Hershberger P M, Switzer A G, Yelm K E, Coleman M C, Devries C A, Rourke F J, Davis B W, Kraft W G, Twinem T L, Koenigs P M, Paule S M, Siehnel R J, Zoutendam P H, Imbus R, Demuth T P
Procter & Gamble Pharmaceuticals, Health Care Research Center, Mason, OH 45040-8006, USA.
J Antibiot (Tokyo). 1998 Sep;51(9):857-71. doi: 10.7164/antibiotics.51.857.
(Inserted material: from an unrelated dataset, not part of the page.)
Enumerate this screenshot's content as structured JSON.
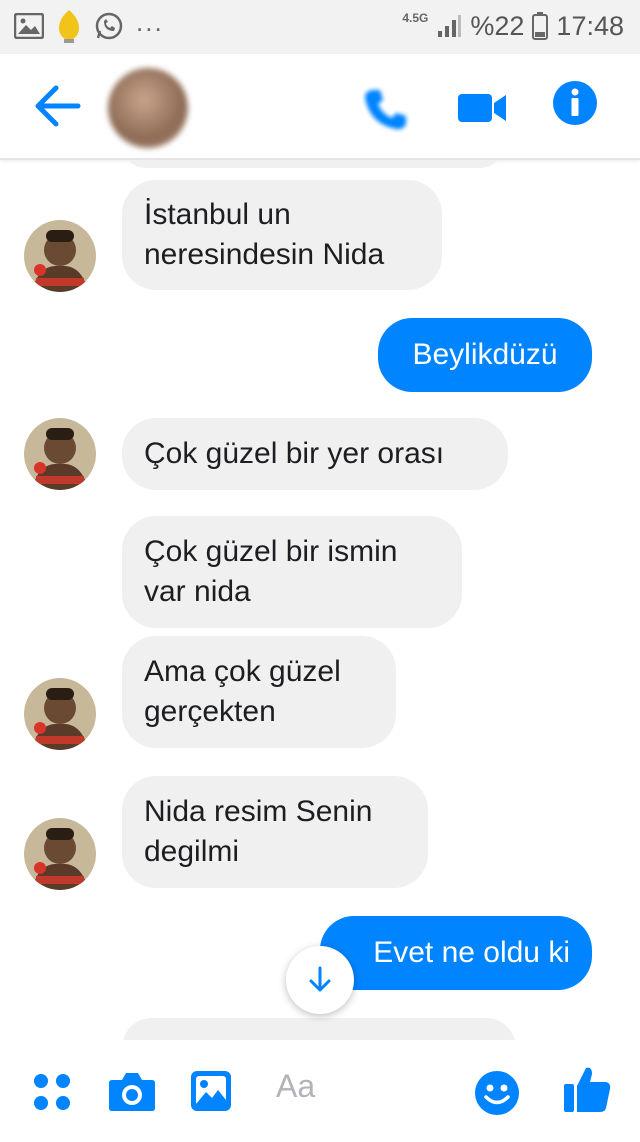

This reports the synthesis and in vitro antimicrobial properties of a series of 2-thioether-linked quinolonyl-carbapenems. Although the title compounds exhibited broad spectrum activity, the MICs were generally higher than those observed for selected benchmark carbapenems, quinolonyl-penems, and quinolones. Enzyme assays suggested that the title compounds are potent inhibitors of penicillin binding proteins and inefficient inhibitors of bacterial DNA-gyrase. Uptake studies indicated that the new compounds are not substrates for the norA encoded quinolone efflux pump.
本文报道了一系列2-硫醚连接的喹诺酮基碳青霉烯类化合物的合成及其体外抗菌性能。尽管标题化合物表现出广谱活性,但其最低抑菌浓度(MIC)通常高于所选基准碳青霉烯类、喹诺酮基青霉烯类和喹诺酮类化合物所观察到的MIC。酶分析表明,标题化合物是青霉素结合蛋白的有效抑制剂,而对细菌DNA促旋酶的抑制作用较弱。摄取研究表明,新化合物不是norA编码的喹诺酮外排泵的底物。